One key step came from talking to friends of mine [in the scientific community]. I noticed that, if I asked them about particular combinations of ingredients, they often consulted a database called Volatile Compounds in Food (VCF) to see if they had compounds in common.
I began to get very excited about this. Although such technology was used not by chefs but by food companies and chemical manufacturers, I reckoned it would work in the kitchen just as well as the lab. I could use it to find all sorts of wonderful and unexpected flavor pairings, in part because I had already been working with another authoritative source of reference: Steffen Arctander’s book Perfume and Flavor Materials of Natural Origin. By cross-referencing one against the other, I reasoned I could take an ingredient such as [a] cherry, check its constituent compounds and then find other ingredients that shared those compounds and might thus complement it.
And so flavor pairing was born, as much out of my naivety as my curiosity and enthusiasm. For I soon came to realize that the molecular profile of even a single ingredient is so complex that, even if it shares plenty of compounds with another ingredient, it’s far from guaranteed that they will work together.
Foodpairing, therefore, is a wonderful tool for creativity, but only when used in concert with a chef’s intuition, imagination and – above all – emotion. It’s a great starting point but you still need to explore, try things out and, of course, taste constantly.”
Aroma wheels describe the unique aroma profiles of foods
Chocolate is a sweet, satisfying blend of roasted, nutty, caramel flavors, with trace amounts of natural stimulants like caffeine, theobromine, phenylethylamine and anandamide.

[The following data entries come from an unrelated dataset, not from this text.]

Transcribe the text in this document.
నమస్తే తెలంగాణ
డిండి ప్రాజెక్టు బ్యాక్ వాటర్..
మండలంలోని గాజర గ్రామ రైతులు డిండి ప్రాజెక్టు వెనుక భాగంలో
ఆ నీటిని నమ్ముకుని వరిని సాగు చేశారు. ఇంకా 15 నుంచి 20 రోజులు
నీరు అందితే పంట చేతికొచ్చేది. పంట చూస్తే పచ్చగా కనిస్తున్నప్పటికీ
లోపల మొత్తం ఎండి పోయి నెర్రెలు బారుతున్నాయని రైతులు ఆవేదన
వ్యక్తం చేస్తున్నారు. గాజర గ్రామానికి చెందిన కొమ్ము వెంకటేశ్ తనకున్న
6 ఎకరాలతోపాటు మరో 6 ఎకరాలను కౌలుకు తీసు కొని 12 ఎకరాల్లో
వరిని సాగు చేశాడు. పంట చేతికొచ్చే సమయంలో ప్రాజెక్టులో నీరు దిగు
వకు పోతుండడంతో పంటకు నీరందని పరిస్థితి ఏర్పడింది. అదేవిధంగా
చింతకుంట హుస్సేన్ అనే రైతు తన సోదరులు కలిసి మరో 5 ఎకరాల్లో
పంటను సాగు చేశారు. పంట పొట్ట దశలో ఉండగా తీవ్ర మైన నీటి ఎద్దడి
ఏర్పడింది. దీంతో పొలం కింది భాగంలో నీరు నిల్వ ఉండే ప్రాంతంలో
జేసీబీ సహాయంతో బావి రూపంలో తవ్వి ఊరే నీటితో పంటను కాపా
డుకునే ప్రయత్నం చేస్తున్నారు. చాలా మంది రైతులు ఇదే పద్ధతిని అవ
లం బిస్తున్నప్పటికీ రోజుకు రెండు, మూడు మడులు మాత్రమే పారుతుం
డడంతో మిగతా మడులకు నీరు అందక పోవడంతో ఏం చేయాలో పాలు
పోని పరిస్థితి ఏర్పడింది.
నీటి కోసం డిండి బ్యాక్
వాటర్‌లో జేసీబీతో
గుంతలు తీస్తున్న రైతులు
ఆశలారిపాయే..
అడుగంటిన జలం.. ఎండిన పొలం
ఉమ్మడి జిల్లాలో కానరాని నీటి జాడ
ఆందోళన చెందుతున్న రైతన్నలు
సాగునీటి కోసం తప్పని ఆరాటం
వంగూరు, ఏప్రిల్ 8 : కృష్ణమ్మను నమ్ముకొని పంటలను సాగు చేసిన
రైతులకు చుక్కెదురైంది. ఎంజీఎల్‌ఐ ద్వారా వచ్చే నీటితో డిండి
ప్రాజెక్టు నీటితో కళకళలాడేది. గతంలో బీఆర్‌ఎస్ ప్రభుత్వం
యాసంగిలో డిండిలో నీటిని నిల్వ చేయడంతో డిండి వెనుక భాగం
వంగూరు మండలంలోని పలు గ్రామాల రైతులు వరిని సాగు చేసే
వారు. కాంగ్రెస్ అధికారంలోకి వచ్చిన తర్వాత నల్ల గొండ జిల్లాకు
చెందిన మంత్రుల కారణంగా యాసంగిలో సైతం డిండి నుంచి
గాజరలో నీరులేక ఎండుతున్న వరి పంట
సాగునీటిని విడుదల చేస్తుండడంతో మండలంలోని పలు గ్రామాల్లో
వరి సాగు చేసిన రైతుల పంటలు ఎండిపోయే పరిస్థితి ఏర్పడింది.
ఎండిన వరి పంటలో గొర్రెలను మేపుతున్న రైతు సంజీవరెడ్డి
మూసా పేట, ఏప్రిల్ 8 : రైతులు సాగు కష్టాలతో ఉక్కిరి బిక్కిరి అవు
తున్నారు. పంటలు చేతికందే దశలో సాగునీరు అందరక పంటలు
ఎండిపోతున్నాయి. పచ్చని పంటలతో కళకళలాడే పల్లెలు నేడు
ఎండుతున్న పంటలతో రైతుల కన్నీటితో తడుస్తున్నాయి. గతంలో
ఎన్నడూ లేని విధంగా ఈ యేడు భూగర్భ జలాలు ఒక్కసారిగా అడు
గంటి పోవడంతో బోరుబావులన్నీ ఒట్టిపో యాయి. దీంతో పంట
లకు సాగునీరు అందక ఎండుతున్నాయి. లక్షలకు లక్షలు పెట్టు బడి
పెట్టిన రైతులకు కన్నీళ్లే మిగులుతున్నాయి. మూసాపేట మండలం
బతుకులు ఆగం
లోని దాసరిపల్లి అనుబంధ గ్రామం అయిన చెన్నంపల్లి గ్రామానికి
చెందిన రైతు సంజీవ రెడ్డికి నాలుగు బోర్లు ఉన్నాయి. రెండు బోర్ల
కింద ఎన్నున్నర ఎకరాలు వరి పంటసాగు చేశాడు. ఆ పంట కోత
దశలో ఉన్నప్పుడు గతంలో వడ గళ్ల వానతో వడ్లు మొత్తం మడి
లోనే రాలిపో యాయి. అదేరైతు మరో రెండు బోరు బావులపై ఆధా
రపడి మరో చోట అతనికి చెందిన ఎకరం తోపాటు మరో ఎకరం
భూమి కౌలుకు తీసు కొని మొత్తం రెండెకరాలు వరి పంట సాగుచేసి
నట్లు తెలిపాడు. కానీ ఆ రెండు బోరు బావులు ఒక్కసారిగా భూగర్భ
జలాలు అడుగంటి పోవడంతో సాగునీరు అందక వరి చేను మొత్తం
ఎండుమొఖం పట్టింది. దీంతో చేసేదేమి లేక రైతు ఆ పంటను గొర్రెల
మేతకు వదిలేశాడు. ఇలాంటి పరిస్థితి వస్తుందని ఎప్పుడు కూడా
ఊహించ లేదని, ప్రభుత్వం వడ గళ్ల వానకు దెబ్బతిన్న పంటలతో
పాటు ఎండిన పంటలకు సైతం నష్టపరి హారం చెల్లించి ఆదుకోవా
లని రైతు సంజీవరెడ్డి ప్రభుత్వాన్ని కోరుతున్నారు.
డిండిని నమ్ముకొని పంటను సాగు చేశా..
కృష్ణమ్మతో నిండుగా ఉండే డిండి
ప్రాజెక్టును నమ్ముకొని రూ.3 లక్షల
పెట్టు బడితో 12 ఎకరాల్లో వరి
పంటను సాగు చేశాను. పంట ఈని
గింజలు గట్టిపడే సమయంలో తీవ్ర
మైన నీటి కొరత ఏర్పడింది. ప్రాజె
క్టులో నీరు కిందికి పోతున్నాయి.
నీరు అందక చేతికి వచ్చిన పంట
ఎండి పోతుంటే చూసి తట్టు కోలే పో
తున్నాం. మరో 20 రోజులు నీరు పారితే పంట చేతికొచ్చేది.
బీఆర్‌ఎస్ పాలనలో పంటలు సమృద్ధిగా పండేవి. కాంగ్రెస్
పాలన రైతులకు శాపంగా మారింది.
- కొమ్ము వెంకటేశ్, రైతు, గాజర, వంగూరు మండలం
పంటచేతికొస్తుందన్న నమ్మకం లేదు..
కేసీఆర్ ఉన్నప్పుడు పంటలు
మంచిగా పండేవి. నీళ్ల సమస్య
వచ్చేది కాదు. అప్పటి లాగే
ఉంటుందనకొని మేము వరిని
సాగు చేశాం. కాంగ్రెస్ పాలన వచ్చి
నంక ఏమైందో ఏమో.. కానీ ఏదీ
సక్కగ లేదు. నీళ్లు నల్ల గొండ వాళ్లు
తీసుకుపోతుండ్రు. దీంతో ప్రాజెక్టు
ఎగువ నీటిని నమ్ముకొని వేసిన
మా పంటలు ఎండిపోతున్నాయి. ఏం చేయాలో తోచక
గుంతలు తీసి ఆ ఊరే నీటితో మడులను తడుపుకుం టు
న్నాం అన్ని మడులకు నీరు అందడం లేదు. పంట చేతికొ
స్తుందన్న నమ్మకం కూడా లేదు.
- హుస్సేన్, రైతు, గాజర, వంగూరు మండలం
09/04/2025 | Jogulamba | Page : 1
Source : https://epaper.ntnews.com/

Compared to milk chocolate, dark chocolate is complex and bitter, with a pronounced flavor profile made up of fruity, floral, roasted, caramel, spicy and woody notes. In some cases, you may even detect green aromatic notes of oat flakes or a vegetal bell-pepper-like nuance. These vegetal links allow for some unexpected pairings, like chocolate with asparagus, beetroot, bell peppers, broccoli, butternut squash, cucumbers, parsnips, peas, potatoes and tomatoes – imagine a smooth, creamy chocolate mousse accompanied by fresh strawberries and sweet roasted red bell peppers.
Blueberries have a delicately sweet, fruity flavor, and bluish-purple anthocyanins give them a healthy antioxidant boost. Maturity at harvest is the most important factor when it comes to the quality and flavor of blueberries since neither can be improved once the fruit has been picked.
The floral, citrusy flavor of blueberries comes from the molecules geraniol and citronellol. In this concentration, the floral-scented geraniol molecules take on a fruity nuance, while the citronellol adds a citrusy touch. The floral, rose-like scents of blueberries pair beautifully with lychee, apple, raspberry, tomato and beetroot. The berries’ distinct citrus scent provides a natural link to oranges, lemongrass, fresh coriander, bay leaves, huacatay (Peruvian black mint) and certain gins.
It is no surprise that the flavorful seasonings in chorizo make up much of its aroma profile. In the case of Spanish chorizo, smoked paprika gives the meat an intensely smoky, phenolic character, together with green and vegetal bell-pepper-like notes. Meanwhile, its roasted notes have a meaty nuance, while ingredients like garlic and onions add their own sulphurous aroma molecules to the mix.
We also find acids and other fruity aroma descriptors and floral notes in Spanish chorizo that are derived from the fermentation process and the degradation of lipids. Fruity peach and coconut lactones may be a result of either the smoking process or the oxidation of lipids.